What can others learn from this project?
Serious concerns have emerged around a growing industry using big data, opaque algorithms and social media manipulation as a key tool in fighting political campaigns around the world.
We began to examine this subject in a previous investigation into UK-based political data firm Cambridge Analytica in 2017 and 2018, that resulted in a series of films including a lengthy undercover operation that won a Bafta, Emmy and Peabody.
In the field of political journalism, which is dominated by access to key figures and off-the-record sources, this project demonstrated an essential point: to hold power to account, reporters must be empowered to scrutinise big data.
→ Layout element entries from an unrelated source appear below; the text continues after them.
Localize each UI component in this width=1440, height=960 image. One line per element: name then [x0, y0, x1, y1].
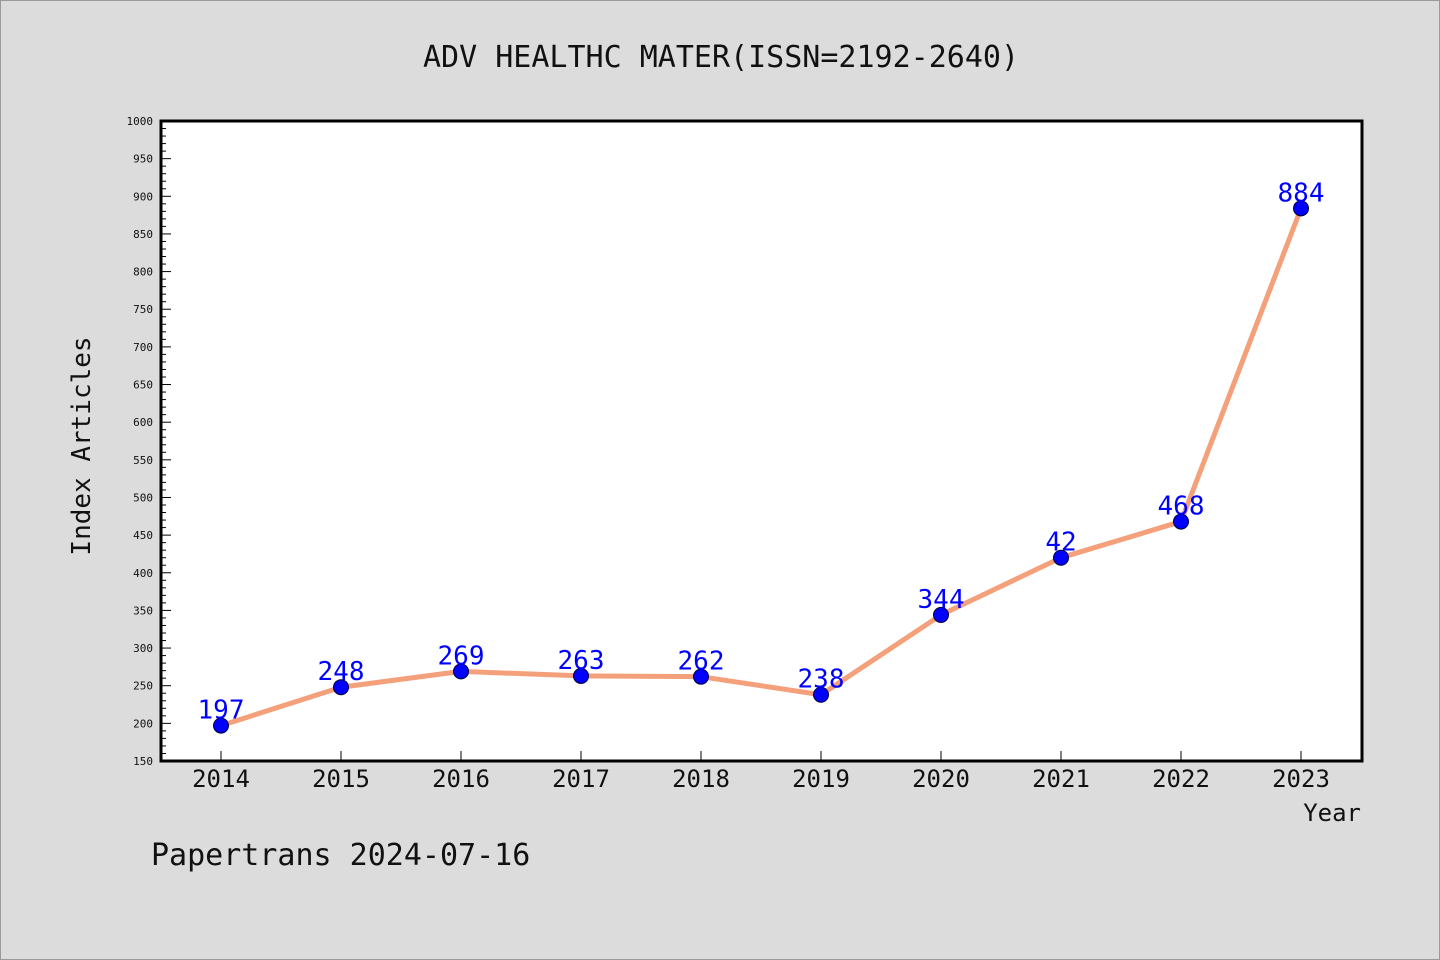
data-label: 269 [438, 641, 485, 671]
data-point [933, 606, 949, 623]
y-axis: 150 200 250 300 350 400 450 500 550 600 650 700 750 8… [127, 115, 171, 768]
plot-area [159, 119, 1364, 763]
data-point [1173, 513, 1189, 530]
x-axis: 2014 2015 2016 2017 2018 2019 2020 2021 2022 2023 [192, 751, 1330, 793]
data-point [693, 668, 709, 685]
y-tick-label: 700 [133, 341, 153, 354]
series-line [218, 205, 1304, 729]
x-tick-label: 2015 [312, 765, 370, 793]
y-tick-label: 550 [133, 454, 153, 467]
y-tick-label: 800 [133, 266, 153, 279]
data-label: 197 [198, 696, 245, 726]
y-tick-label: 1000 [127, 115, 154, 128]
y-tick-label: 450 [133, 529, 153, 542]
data-point [1053, 549, 1069, 566]
y-tick-label: 850 [133, 228, 153, 241]
chart-title: ADV HEALTHC MATER(ISSN=2192-2640) [423, 40, 1019, 75]
data-point [813, 686, 829, 703]
data-point [333, 679, 349, 696]
y-tick-label: 600 [133, 416, 153, 429]
y-tick-label: 650 [133, 379, 153, 392]
footer-watermark: Papertrans 2024-07-16 [151, 838, 530, 873]
x-tick-label: 2019 [792, 765, 850, 793]
series-line-group: 197 248 269 263 262 238 344 42 468 884 [198, 178, 1325, 734]
data-point [1293, 200, 1309, 217]
data-label: 42 [1045, 528, 1076, 558]
y-tick-label: 750 [133, 303, 153, 316]
x-axis-label: Year [1303, 799, 1361, 827]
x-tick-label: 2023 [1272, 765, 1330, 793]
y-tick-label: 900 [133, 190, 153, 203]
x-tick-label: 2020 [912, 765, 970, 793]
y-tick-label: 250 [133, 680, 153, 693]
x-tick-label: 2014 [192, 765, 250, 793]
y-tick-label: 200 [133, 717, 153, 730]
x-tick-label: 2022 [1152, 765, 1210, 793]
data-label: 263 [558, 646, 605, 676]
x-tick-label: 2018 [672, 765, 730, 793]
data-label: 248 [318, 657, 365, 687]
y-tick-label: 350 [133, 604, 153, 617]
y-axis-label: Index Articles [67, 336, 97, 555]
data-point [573, 667, 589, 684]
data-label: 262 [678, 647, 725, 677]
data-point [213, 717, 229, 734]
y-tick-label: 500 [133, 491, 153, 504]
y-tick-label: 300 [133, 642, 153, 655]
y-tick-label: 950 [133, 153, 153, 166]
data-label: 238 [798, 665, 845, 695]
x-tick-label: 2017 [552, 765, 610, 793]
y-tick-label: 150 [133, 755, 153, 768]
data-label: 884 [1278, 178, 1325, 208]
x-tick-label: 2016 [432, 765, 490, 793]
y-tick-label: 400 [133, 567, 153, 580]
data-label: 468 [1158, 492, 1205, 522]
x-tick-label: 2021 [1032, 765, 1090, 793]
data-label: 344 [918, 585, 965, 615]
data-point [453, 663, 469, 680]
Big data increasingly governs the lives of individuals, and algorithms determine how decisions are made. When used alongside social media its power is enormous, and can govern the direction of nations with huge consequences for many millions of people.
We believe the obtaining of the Trump campaign database is the first time the techniques of a modern data campaign have been fully exposed in this way. It uncovered material that answered questions as to how the campaign sought to manipulate the electorate – and exposed a blueprint for a divided America that still has serious ramifications today.
But it poses more questions. It’s vital for journalists to be able to interrogate the consequences of this on people’s lives and we hope our investigation contributes to the knowledge journalists, campaigners and the public have in this area, to protect the public interest.